Come ci ha ricordato il testo della prima lettera di Paolo a Timoteo (1Tm 6,2c-12), è la fedeltà al dono ricevuto dall’alto a rendere il testimone capace di perdere tutto, perfino la vita, pur di restare unito al Cristo Signore, confessandolo con l’eloquenza suprema del martirio. Restare fedeli al Dio vivente è il vero, grande guadagno, a cui nessuno dei beni o dei piaceri terreni può essere comparato: chi lo ha compreso antepone a tutto “la giustizia, la pietà, la fede, la carità, la pazienza, la mitezza” e non esita a combattere la buona battaglia della fede, proteso alla vita che vince la morte, su cui si misurano le scelte fondamentali dell’esistenza. La tenacia del testimone consiste precisamente nella sua capacità di non cedere alle lusinghe dell’Avversario, avendo sempre al centro del suo cuore il Signore Gesù, cui ha consegnato totalmente sé stesso e di cui attende il ritorno nella gloria, animato dalla speranza più forte della morte stessa. È questo esempio di fedeltà, di tenacia e di speranza che si offre come messaggio eloquente alla città dell’Aquila, così profondamente ferita dal terremoto del 2009: nella stragrande maggioranza dei suoi abitanti, essa ha dato una prova straordinaria di resilienza e di sopportazione, affrontando e accettando ogni genere di sacrifici, pur di veder rinascere le case, le chiese, i luoghi di lavoro e di studio, e rifiorire la vita pulsante, che ne ha percorso la storia e vuole continuare a percorrerla. Con ammirazione e rispetto, alla comunità aquilana e in particolare al popolo di Dio che in essa e con essa ha attraversato e continua ad attraversare la dolorosa prova del sisma con fierezza e tenacia, va la riconoscenza di tutti gli abruzzesi, della Chiesa e dell’intera nazione italiana. L’Aquila ferita, ma non piegata, rinasce per volare alto, persino più forte e più bella di prima!

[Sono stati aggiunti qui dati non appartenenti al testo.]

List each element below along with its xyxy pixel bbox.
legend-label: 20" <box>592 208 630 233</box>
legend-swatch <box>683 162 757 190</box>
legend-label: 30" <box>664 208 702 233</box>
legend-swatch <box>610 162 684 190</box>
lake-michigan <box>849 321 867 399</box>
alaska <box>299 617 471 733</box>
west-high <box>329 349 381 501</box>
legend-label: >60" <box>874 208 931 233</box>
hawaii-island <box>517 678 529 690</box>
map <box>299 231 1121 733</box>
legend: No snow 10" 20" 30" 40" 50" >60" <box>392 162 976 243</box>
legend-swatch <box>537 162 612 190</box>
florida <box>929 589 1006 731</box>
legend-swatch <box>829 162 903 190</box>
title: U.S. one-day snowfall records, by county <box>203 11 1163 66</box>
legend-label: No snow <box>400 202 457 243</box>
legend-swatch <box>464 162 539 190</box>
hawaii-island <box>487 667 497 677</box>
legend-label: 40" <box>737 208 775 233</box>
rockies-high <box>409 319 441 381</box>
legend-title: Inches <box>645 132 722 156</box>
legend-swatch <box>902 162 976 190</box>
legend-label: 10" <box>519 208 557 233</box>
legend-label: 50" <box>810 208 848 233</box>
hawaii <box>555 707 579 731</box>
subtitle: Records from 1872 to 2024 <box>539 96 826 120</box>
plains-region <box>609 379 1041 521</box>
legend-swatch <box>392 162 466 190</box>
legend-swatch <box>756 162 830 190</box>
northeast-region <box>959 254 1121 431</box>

Tutto questo, però, non sta avvenendo né potrà compiersi fino in fondo senza il sostegno di altri, a cominciare da quell’aiuto dall’alto, di cui ci parla oggi il Salmo responsoriale: “Certo, l’uomo non può riscattare sé stesso né pagare a Dio il proprio prezzo. Troppo caro sarebbe il riscatto di una vita: non sarà mai sufficiente per vivere senza fine…”. Ed è certo che il Signore non fa mancare la Sua vicinanza e la Sua forza ai piccoli che confidano in Lui, come ci ha ricordato il versetto cantato con l’Alleluia: “Ti rendo lode, Signore del cielo e della terra, perché ai piccoli hai rivelato i misteri del Regno”. All’aiuto dall’alto deve però unirsi quello fattivo che ognuno di noi può dare e quello che lo Stato non può far mancare: è l’aiuto concreto che, secondo la testimonianza del Vangelo oggi proclamato (Lc 8,1-3), Gesù riceve dai Dodici e da alcune donne che erano state guarite da Lui. Esse servivano il Signore e gli Apostoli con i loro beni: quale esempio di luce ci danno queste donne del vangelo, di cui Luca riporta giustamente i nomi! E come la loro azione, sollecita e continua, è purtroppo diversa da quella dei tanti – istituzioni, autorità politiche, forze imprenditoriali – che tollerano ancora tanta lentezza nella ricostruzione e nella rinascita di questa meravigliosa Città! L’esempio di queste donne sia per tutti un monito: L’Aquila non può attendere ulteriormente. Se molto è stato fatto, molto, anzi troppo, resta ancora da fare. Ne è simbolo eloquente la Cattedrale dei santi Massimo e Giorgio, ancora sventrata ed esposta a ogni intemperia! Giustamente, il caro Arcivescovo, il Card. Giuseppe Petrocchi, non vuole ritornare nell’episcopio restaurato fino a che il Signore Gesù non potrà ritornare sotto i segni eucaristici nel tabernacolo della Chiesa madre di tutte le Chiese della diocesi. A Lui – di cui tra l’altro ricorre oggi l’anniversario dell’ordinazione – con l’augurio e l’assicurazione della preghiera, va l’ammirazione e l’affetto di tutti noi. Possa quanto prima la celebrazione della divina liturgia nella Chiesa Cattedrale essere il segno forte che l’Aquila tutta è risorta, aperta a nuovo, luminoso e fecondo futuro. Ce lo auguriamo e lo chiediamo al Signore pregando così:
Signore Gesù Cristo,
i Santi Martiri coreani
di cui oggi facciamo memoria,
hanno condiviso la Tua passione
per amore dei fratelli
e, risorti con Te risorto,
intercedono ora dal cielo
per chiunque viva le prove e i dolori
della fragile esistenza che ci è data.
Possa anche il loro sacrificio
ottenere resurrezione e vita nuova
alla comunità tutta de L’Aquila,
città profondamente ferita dal sisma
e tuttavia mai piegata,
popolo fedele, tenace
e dallo sguardo d’aquila,
proteso verso un futuro
di vita piena, giusta e bella
secondo la Tua volontà.
Te lo chiediamo per intercessione
di Maria, regina e madre di questo popolo,
dei Santi patroni e di tutti i Santi.
Tu, che con Dio Padre vivi e regni,
nell’unità dello Spirito Santo,
per tutti i secoli dei secoli. Amen”.